Coraz mniej uczniów w szczecineckich podstawówkach. Kilka szkół ma spory problem
Wskaźnik urodzeń w naszym mieście od blisko dekady cały czas spada. Jeszcze w latach 2015-2020 każdego roku przybywało około 300 małych mieszkańców. Później z każdym kolejnym rokiem było ich coraz mniej. W 2024 r. w szczecineckim szpitalu na świat przyszło zaledwie 170 dzieci.
Za kilka lat szkoły podstawowe w mieście zaczną świecić pustkami. Choć już teraz niektóre placówki mają problem. W tegorocznym naborze do klas pierwszych rodzice zgłosili 358 dzieci. Najwięcej nowych uczniów przyjmie Szkoła Podstawowa nr 7 im. Noblistów Polskich. Tu od nowego roku szkolnego naukę zacznie 113 pierwszoklasistów, którzy uczyć się będą w pięciu oddziałach klasowych.
84 nowych uczniów przyjmie Szkoła Podstawowa nr 6 im. Zdobywców Wału Pomorskiego. Zostaną oni podzieleni na cztery oddziały klasowe. Z kolei do Szkoły Podstawowej nr 1 im. A. Mickiewicza wpłynęły 72 wnioski rekrutacyjne.
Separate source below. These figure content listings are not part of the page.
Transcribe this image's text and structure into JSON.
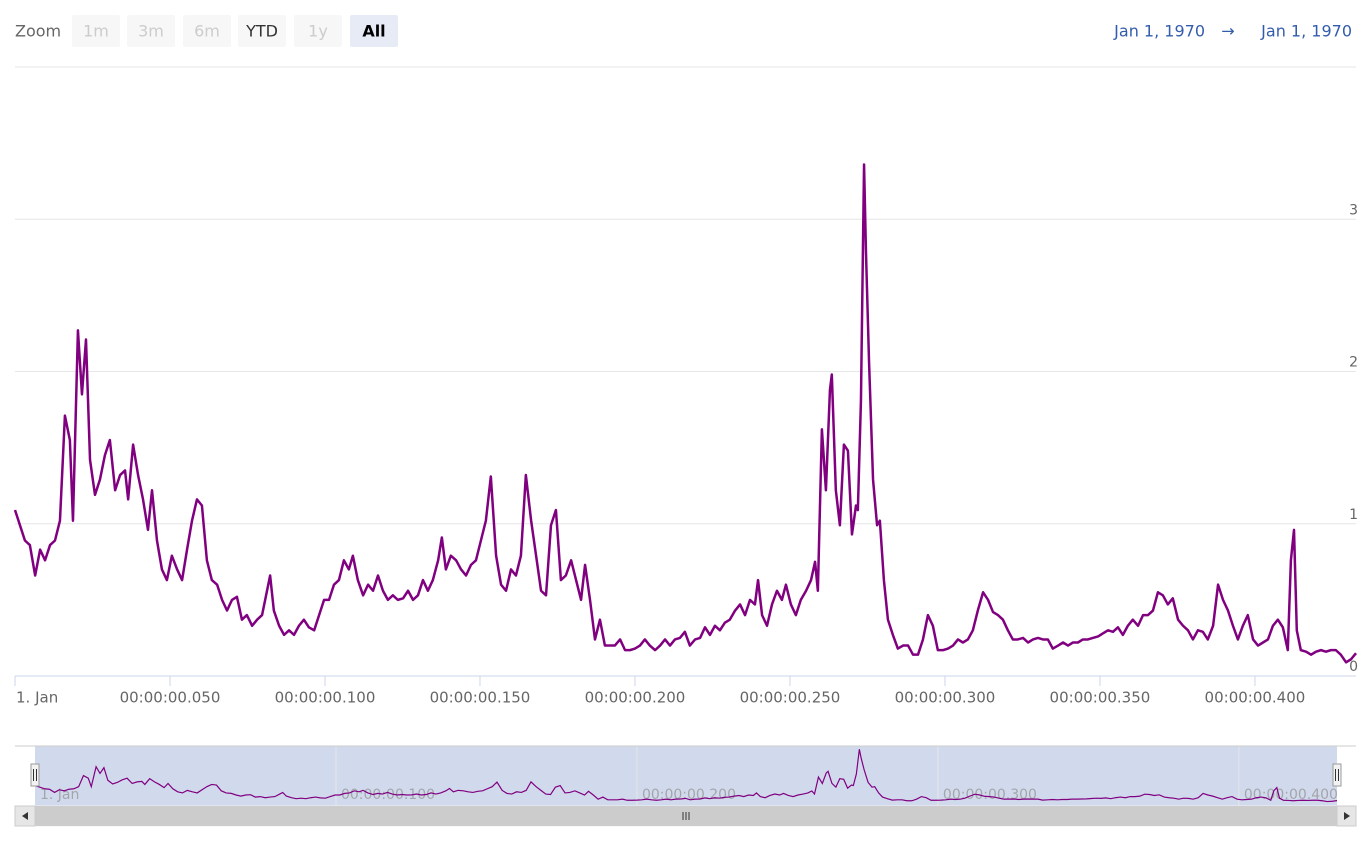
{
  "chart_data": {
    "type": "line",
    "range_selector": {
      "label": "Zoom",
      "buttons": [
        {
          "label": "1m",
          "state": "disabled"
        },
        {
          "label": "3m",
          "state": "disabled"
        },
        {
          "label": "6m",
          "state": "disabled"
        },
        {
          "label": "YTD",
          "state": "normal"
        },
        {
          "label": "1y",
          "state": "disabled"
        },
        {
          "label": "All",
          "state": "selected"
        }
      ]
    },
    "date_range": {
      "from": "Jan 1, 1970",
      "arrow": "→",
      "to": "Jan 1, 1970"
    },
    "color": "#800080",
    "grid": true,
    "xlim": [
      0,
      432.6
    ],
    "xticks": [
      {
        "value": 0,
        "label": "1. Jan"
      },
      {
        "value": 50,
        "label": "00:00:00.050"
      },
      {
        "value": 100,
        "label": "00:00:00.100"
      },
      {
        "value": 150,
        "label": "00:00:00.150"
      },
      {
        "value": 200,
        "label": "00:00:00.200"
      },
      {
        "value": 250,
        "label": "00:00:00.250"
      },
      {
        "value": 300,
        "label": "00:00:00.300"
      },
      {
        "value": 350,
        "label": "00:00:00.350"
      },
      {
        "value": 400,
        "label": "00:00:00.400"
      }
    ],
    "ylim": [
      0,
      4
    ],
    "yticks": [
      0,
      1,
      2,
      3
    ],
    "x": [
      0,
      1.6,
      3.2,
      4.8,
      6.5,
      8.1,
      9.7,
      11.3,
      12.9,
      14.5,
      16.1,
      17.7,
      18.7,
      20.3,
      21.6,
      22.9,
      24.2,
      25.8,
      27.4,
      29.0,
      30.6,
      32.3,
      33.9,
      35.5,
      36.5,
      38.1,
      39.7,
      41.3,
      42.9,
      44.2,
      45.8,
      47.4,
      49.0,
      50.6,
      52.3,
      53.9,
      55.5,
      57.1,
      58.7,
      60.3,
      61.9,
      63.5,
      65.2,
      66.8,
      68.4,
      70.0,
      71.6,
      73.2,
      74.8,
      76.5,
      78.1,
      79.7,
      81.3,
      82.3,
      83.5,
      85.2,
      86.8,
      88.4,
      90.0,
      91.6,
      93.2,
      94.8,
      96.5,
      98.1,
      99.7,
      101.3,
      102.9,
      104.5,
      106.1,
      107.7,
      109.0,
      110.6,
      112.3,
      113.9,
      115.5,
      117.1,
      118.7,
      120.3,
      121.9,
      123.5,
      125.2,
      126.8,
      128.4,
      130.0,
      131.6,
      133.2,
      134.8,
      136.5,
      137.7,
      139.0,
      140.6,
      142.3,
      143.9,
      145.5,
      147.1,
      148.7,
      150.3,
      151.9,
      153.5,
      155.2,
      156.8,
      158.4,
      160.0,
      161.6,
      163.2,
      164.8,
      166.5,
      168.1,
      169.7,
      171.3,
      172.9,
      174.5,
      176.1,
      177.7,
      179.4,
      181.0,
      182.6,
      183.9,
      185.5,
      187.1,
      188.7,
      190.3,
      191.9,
      193.5,
      195.2,
      196.8,
      198.4,
      200.0,
      201.6,
      203.2,
      204.8,
      206.5,
      208.1,
      209.7,
      211.3,
      212.9,
      214.5,
      216.1,
      217.7,
      219.4,
      221.0,
      222.6,
      224.2,
      225.8,
      227.4,
      229.0,
      230.6,
      232.3,
      233.9,
      235.5,
      237.1,
      238.7,
      239.7,
      241.0,
      242.6,
      244.2,
      245.8,
      247.4,
      248.7,
      250.3,
      251.9,
      253.5,
      255.2,
      256.8,
      258.1,
      259.0,
      260.3,
      261.6,
      262.9,
      263.5,
      264.8,
      266.1,
      267.4,
      268.7,
      270.0,
      271.3,
      271.9,
      272.9,
      273.9,
      274.5,
      275.5,
      276.8,
      278.1,
      279.0,
      280.3,
      281.6,
      283.2,
      284.8,
      286.5,
      288.1,
      289.7,
      291.3,
      292.9,
      294.5,
      296.1,
      297.7,
      299.4,
      301.0,
      302.6,
      304.2,
      305.8,
      307.4,
      309.0,
      310.6,
      312.3,
      313.9,
      315.5,
      317.1,
      318.7,
      320.3,
      321.9,
      323.5,
      325.2,
      326.8,
      328.4,
      330.0,
      331.6,
      333.2,
      334.8,
      336.5,
      338.1,
      339.7,
      341.3,
      342.9,
      344.5,
      346.1,
      347.7,
      349.4,
      351.0,
      352.6,
      354.2,
      355.8,
      357.4,
      359.0,
      360.6,
      362.3,
      363.9,
      365.5,
      367.1,
      368.7,
      370.3,
      371.9,
      373.5,
      375.2,
      376.8,
      378.4,
      380.0,
      381.6,
      383.2,
      384.8,
      386.5,
      388.1,
      389.7,
      391.3,
      392.9,
      394.5,
      396.1,
      397.7,
      399.4,
      401.0,
      402.6,
      404.2,
      405.8,
      407.4,
      409.0,
      410.6,
      411.6,
      412.6,
      413.5,
      414.8,
      416.5,
      418.1,
      419.7,
      421.3,
      422.9,
      424.5,
      426.1,
      427.7,
      429.4,
      431.0,
      432.6
    ],
    "values": [
      1.09,
      0.99,
      0.89,
      0.86,
      0.66,
      0.83,
      0.76,
      0.86,
      0.89,
      1.02,
      1.71,
      1.55,
      1.02,
      2.27,
      1.85,
      2.21,
      1.42,
      1.19,
      1.29,
      1.45,
      1.55,
      1.22,
      1.32,
      1.35,
      1.16,
      1.52,
      1.32,
      1.16,
      0.96,
      1.22,
      0.89,
      0.7,
      0.63,
      0.79,
      0.7,
      0.63,
      0.83,
      1.02,
      1.16,
      1.12,
      0.76,
      0.63,
      0.6,
      0.5,
      0.43,
      0.5,
      0.52,
      0.37,
      0.4,
      0.33,
      0.37,
      0.4,
      0.56,
      0.66,
      0.43,
      0.33,
      0.27,
      0.3,
      0.27,
      0.33,
      0.37,
      0.32,
      0.3,
      0.4,
      0.5,
      0.5,
      0.6,
      0.63,
      0.76,
      0.7,
      0.79,
      0.63,
      0.53,
      0.6,
      0.56,
      0.66,
      0.56,
      0.5,
      0.53,
      0.5,
      0.51,
      0.56,
      0.5,
      0.53,
      0.63,
      0.56,
      0.63,
      0.76,
      0.91,
      0.7,
      0.79,
      0.76,
      0.7,
      0.66,
      0.73,
      0.76,
      0.89,
      1.02,
      1.31,
      0.79,
      0.6,
      0.56,
      0.7,
      0.66,
      0.79,
      1.32,
      1.02,
      0.79,
      0.56,
      0.53,
      0.99,
      1.09,
      0.63,
      0.66,
      0.76,
      0.63,
      0.5,
      0.73,
      0.5,
      0.24,
      0.37,
      0.2,
      0.2,
      0.2,
      0.24,
      0.17,
      0.17,
      0.18,
      0.2,
      0.24,
      0.2,
      0.17,
      0.2,
      0.24,
      0.2,
      0.24,
      0.25,
      0.29,
      0.2,
      0.24,
      0.25,
      0.32,
      0.27,
      0.33,
      0.3,
      0.35,
      0.37,
      0.43,
      0.47,
      0.4,
      0.5,
      0.47,
      0.63,
      0.4,
      0.33,
      0.47,
      0.56,
      0.5,
      0.6,
      0.47,
      0.4,
      0.5,
      0.56,
      0.63,
      0.75,
      0.56,
      1.62,
      1.22,
      1.88,
      1.98,
      1.22,
      0.99,
      1.52,
      1.48,
      0.93,
      1.12,
      1.09,
      1.81,
      3.36,
      2.8,
      2.07,
      1.29,
      0.99,
      1.02,
      0.63,
      0.37,
      0.27,
      0.18,
      0.2,
      0.2,
      0.14,
      0.14,
      0.24,
      0.4,
      0.33,
      0.17,
      0.17,
      0.18,
      0.2,
      0.24,
      0.22,
      0.24,
      0.3,
      0.43,
      0.55,
      0.5,
      0.42,
      0.4,
      0.37,
      0.3,
      0.24,
      0.24,
      0.25,
      0.22,
      0.24,
      0.25,
      0.24,
      0.24,
      0.18,
      0.2,
      0.22,
      0.2,
      0.22,
      0.22,
      0.24,
      0.24,
      0.25,
      0.26,
      0.28,
      0.3,
      0.29,
      0.32,
      0.27,
      0.33,
      0.37,
      0.33,
      0.4,
      0.4,
      0.43,
      0.55,
      0.53,
      0.47,
      0.51,
      0.37,
      0.33,
      0.3,
      0.24,
      0.3,
      0.29,
      0.24,
      0.33,
      0.6,
      0.5,
      0.43,
      0.33,
      0.24,
      0.33,
      0.4,
      0.24,
      0.2,
      0.22,
      0.24,
      0.33,
      0.37,
      0.32,
      0.17,
      0.76,
      0.96,
      0.3,
      0.17,
      0.16,
      0.14,
      0.16,
      0.17,
      0.16,
      0.17,
      0.17,
      0.14,
      0.09,
      0.11,
      0.15
    ],
    "navigator": {
      "xlim": [
        0,
        432.6
      ],
      "ylim": [
        0,
        3.5
      ],
      "xticks": [
        {
          "value": 0,
          "label": "1. Jan"
        },
        {
          "value": 100,
          "label": "00:00:00.100"
        },
        {
          "value": 200,
          "label": "00:00:00.200"
        },
        {
          "value": 300,
          "label": "00:00:00.300"
        },
        {
          "value": 400,
          "label": "00:00:00.400"
        }
      ]
    }
  }
}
Dzieci zostaną tu podzielone na trzy klasy.
Dodajmy, że zakładana maksymalna liczebność klasy może wynieść 25 uczniów. To powoduje, że dwie szkoły mają spory problem z tegoroczną rekrutacją. Do SP nr 5 im. Jana III Sobieskiego wpłynęły 53 podania. To o troje uczniów "za dużo" żeby móc podzielić dzieci na dwa oddziały klasowe.
Jeszcze większą zagwozdkę ma SP nr 4 im. Armii Krajowej. Tu do rozpoczęcia nauki od nowego roku szkolnego zgłosiło się zaledwie 36 dzieci. Chętnych jest zbyt dużo, aby utworzyć tylko jeden oddział klasowy, ale trochę za mało, aby móc podzielić dzieci na dwie klasy.
– Żadne decyzje odnośnie ostatecznej liczby oddziałów nie zapadły, będziemy proponować rodzicom, dla których dzieci miejsc na razie nie ma, aby przeniosły się do innej szkoły – mówi Tomasz Czuk, dyrektor KCUW.
Władze miasta i jednostki zarządzającej szczecineckimi podstawówkami wciąż mają nadzieję, że przez wakacje może coś jeszcze się zmieni - być może ktoś się przeprowadzi do Szczecinka i będzie chciał posłać tu dziecko do szkoły lub przeniesie się do innej dzielnicy miasta, a tym samym okaże się, że do innej podstawówki dziecko będzie miało bliżej. Ostateczne decyzje co do rozwiązania tego problemu zostaną podjęte za jakiś czas.